To reduce the incidence of IH formation, surgeons tried to establish novel and simple methods, managements of preventing post-retropubic prostatectomy inguinal hernia. Yasuyuki S. et al. [47] dissected the peritoneum at the internal inguinal ring and isolated the spermatic cord from surrounding the peritoneum, beginning at the internal inguinal ring and proceeding towards the iliac fossa, using the preperitoneal approach. They observed the incidence of IH in the prophylactic procedure group (1.6%) was significantly lower than that in the conventinoal RRP group (50%) during a median follow-up period of 41 months indicating the efficacy of the procedure. Yasuhisa F. et al. [48] isolated the spermatic cords and dissected the vas deferens, leading to destruction of the spermatic sheath covering the spermatic cord. The results showed that this measure was safe and effective to prevent IH formation after RRP. Kazumi Taguchi et al. [43] released the bilateral spermatic cord from the peritoneum without placing mesh sheets and manually without ligating the vaginal process of the peritoneum at least 5 cm from the abdominal wall. Thus, there was no IH occurred in the procedure group. In conclusion, isolating the spermatic cord may be a sufficient method to prevent IH post-RRP. However, longer-term observation of more patients are warranted to reveal whether the prophylactic method could efficiently prevent the development of IH after RRP.

In 2004, TEBER et al. [49] indicated performing LRP plus repair of IH using prosthetic mesh or LRP was no significantly difference in the incidence of IH. Either the transperitoneal or extraperitoneal approach is feasible.
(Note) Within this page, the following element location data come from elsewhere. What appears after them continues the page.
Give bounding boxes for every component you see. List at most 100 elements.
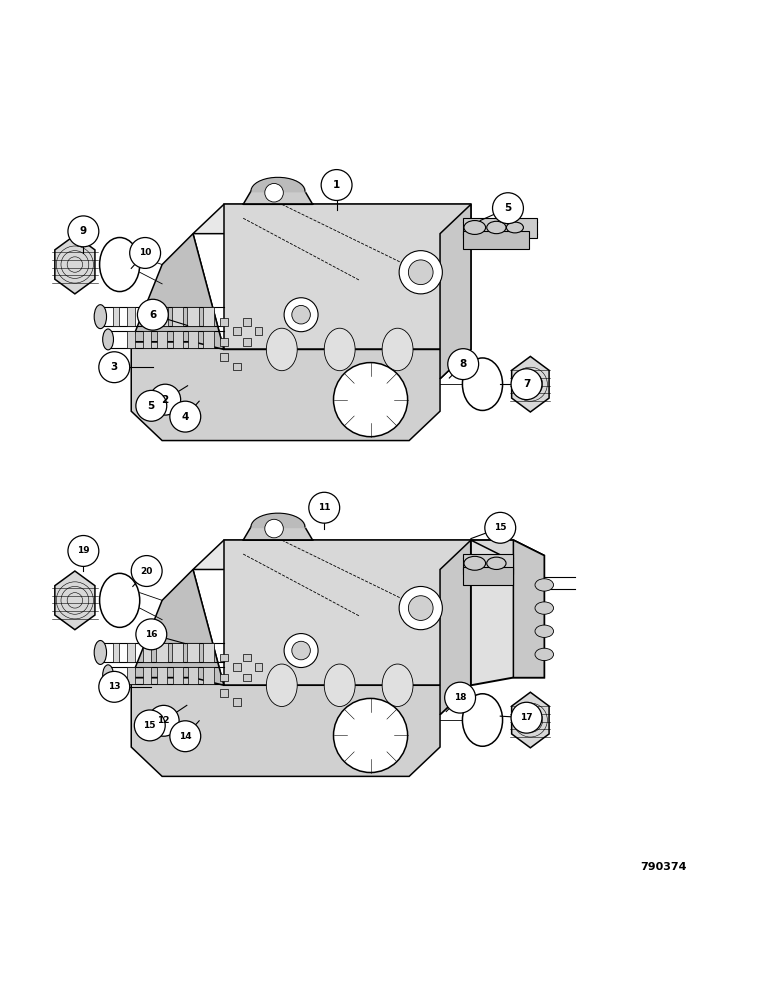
- Polygon shape: [193, 204, 471, 234]
- Polygon shape: [127, 307, 135, 326]
- Circle shape: [170, 401, 201, 432]
- Ellipse shape: [487, 221, 506, 234]
- Circle shape: [511, 702, 542, 733]
- Text: 7: 7: [523, 379, 530, 389]
- Circle shape: [292, 305, 310, 324]
- Polygon shape: [224, 540, 471, 685]
- Ellipse shape: [464, 221, 486, 234]
- Bar: [233, 363, 241, 370]
- Polygon shape: [513, 540, 544, 678]
- Circle shape: [334, 698, 408, 773]
- Polygon shape: [143, 307, 151, 326]
- Polygon shape: [171, 643, 184, 662]
- Polygon shape: [127, 331, 135, 348]
- Ellipse shape: [103, 665, 113, 686]
- Polygon shape: [463, 567, 513, 585]
- Polygon shape: [156, 643, 168, 662]
- Polygon shape: [512, 356, 549, 412]
- Polygon shape: [440, 540, 471, 715]
- Bar: [220, 654, 228, 661]
- Ellipse shape: [535, 602, 554, 614]
- Polygon shape: [463, 218, 537, 238]
- Circle shape: [493, 193, 523, 224]
- Ellipse shape: [382, 664, 413, 707]
- Text: 19: 19: [77, 546, 90, 555]
- Circle shape: [334, 363, 408, 437]
- Polygon shape: [471, 540, 544, 685]
- Bar: [220, 318, 228, 326]
- Circle shape: [292, 641, 310, 660]
- Polygon shape: [127, 643, 135, 662]
- Polygon shape: [471, 540, 544, 556]
- Text: 9: 9: [80, 226, 87, 236]
- Polygon shape: [193, 540, 471, 569]
- Polygon shape: [512, 692, 549, 748]
- Text: 12: 12: [157, 716, 170, 725]
- Circle shape: [137, 299, 168, 330]
- Bar: [255, 663, 262, 671]
- Ellipse shape: [324, 328, 355, 371]
- Ellipse shape: [94, 305, 107, 329]
- Polygon shape: [188, 331, 198, 348]
- Text: 17: 17: [520, 713, 533, 722]
- Circle shape: [130, 238, 161, 268]
- Polygon shape: [172, 331, 183, 348]
- Circle shape: [136, 390, 167, 421]
- Polygon shape: [188, 667, 198, 684]
- Polygon shape: [224, 204, 471, 349]
- Text: 1: 1: [333, 180, 340, 190]
- Circle shape: [511, 369, 542, 400]
- Circle shape: [170, 721, 201, 752]
- Circle shape: [309, 492, 340, 523]
- Ellipse shape: [506, 222, 523, 233]
- Bar: [220, 338, 228, 346]
- Polygon shape: [202, 307, 215, 326]
- Circle shape: [284, 634, 318, 668]
- Circle shape: [445, 682, 476, 713]
- Circle shape: [99, 671, 130, 702]
- Ellipse shape: [94, 641, 107, 664]
- Circle shape: [399, 251, 442, 294]
- Text: 18: 18: [454, 693, 466, 702]
- Polygon shape: [55, 235, 95, 294]
- Ellipse shape: [266, 664, 297, 707]
- Text: 11: 11: [318, 503, 330, 512]
- Polygon shape: [156, 307, 168, 326]
- Text: 3: 3: [110, 362, 118, 372]
- Circle shape: [68, 536, 99, 566]
- Bar: [243, 338, 251, 346]
- Ellipse shape: [535, 625, 554, 637]
- Polygon shape: [188, 643, 199, 662]
- Circle shape: [136, 619, 167, 650]
- Circle shape: [148, 705, 179, 736]
- Text: 790374: 790374: [641, 862, 687, 872]
- Circle shape: [408, 260, 433, 285]
- Circle shape: [448, 349, 479, 380]
- Circle shape: [321, 170, 352, 200]
- Polygon shape: [127, 667, 135, 684]
- Ellipse shape: [464, 556, 486, 570]
- Circle shape: [408, 596, 433, 620]
- Text: 14: 14: [179, 732, 191, 741]
- Polygon shape: [463, 554, 513, 574]
- Polygon shape: [143, 667, 151, 684]
- Text: 5: 5: [147, 401, 155, 411]
- Bar: [243, 654, 251, 661]
- Circle shape: [68, 216, 99, 247]
- Circle shape: [485, 512, 516, 543]
- Bar: [220, 353, 228, 361]
- Polygon shape: [113, 643, 119, 662]
- Text: 15: 15: [494, 523, 506, 532]
- Bar: [233, 663, 241, 671]
- Bar: [233, 327, 241, 335]
- Ellipse shape: [324, 664, 355, 707]
- Polygon shape: [171, 307, 184, 326]
- Polygon shape: [243, 191, 313, 204]
- Circle shape: [99, 352, 130, 383]
- Ellipse shape: [266, 328, 297, 371]
- Circle shape: [265, 183, 283, 202]
- Polygon shape: [55, 571, 95, 630]
- Circle shape: [399, 586, 442, 630]
- Ellipse shape: [535, 648, 554, 661]
- Circle shape: [284, 298, 318, 332]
In recent studies, many investigators showed the similar conclusion [25,37,50]. Although, the laparoscopic totally extraperitoneal after radical prostatectomy could be influenced by surgeons, skill and experience recommended by J.-L. et al. [51].

Lepor et al. [52] detected an inguinal hernia by physical examination and routine abdominal computed tomography preoperatively in 1130 patients, consequently, 146 (13%) had a preoperative inguinal hernia. The sensitivity was 96.3% and 42.5%, respectively. All candidates for open RRP should undergo a careful physical examination to identify asymptomatic inguinal hernias. Their findings demonstrated that the previously reported high incidence of symptomatic inguinal hernias that developed after open RRP can be explained by a failure to diagnose preexisting inguinal hernias and the development of new hernias. Fukuta et al. [41] identified subclinical IH in 20 (20.4%) of 98 patients who had undergone RRP on the preoperative CT images, with a great incidence (60.6%) IH within 12 months. The surgeons should attach importance to subclinical IH examined by CT scans.

6. Conclusion

The inguinal hernia is a common complication after RP. However, the risk factors and mechanism are not precisely explained till now. There is still no one efficient method to prevent the development of IH after RP. Some randomized clinical trials should be taken to explore this procedure. Further study of preventing the IH occurred is urgently needed.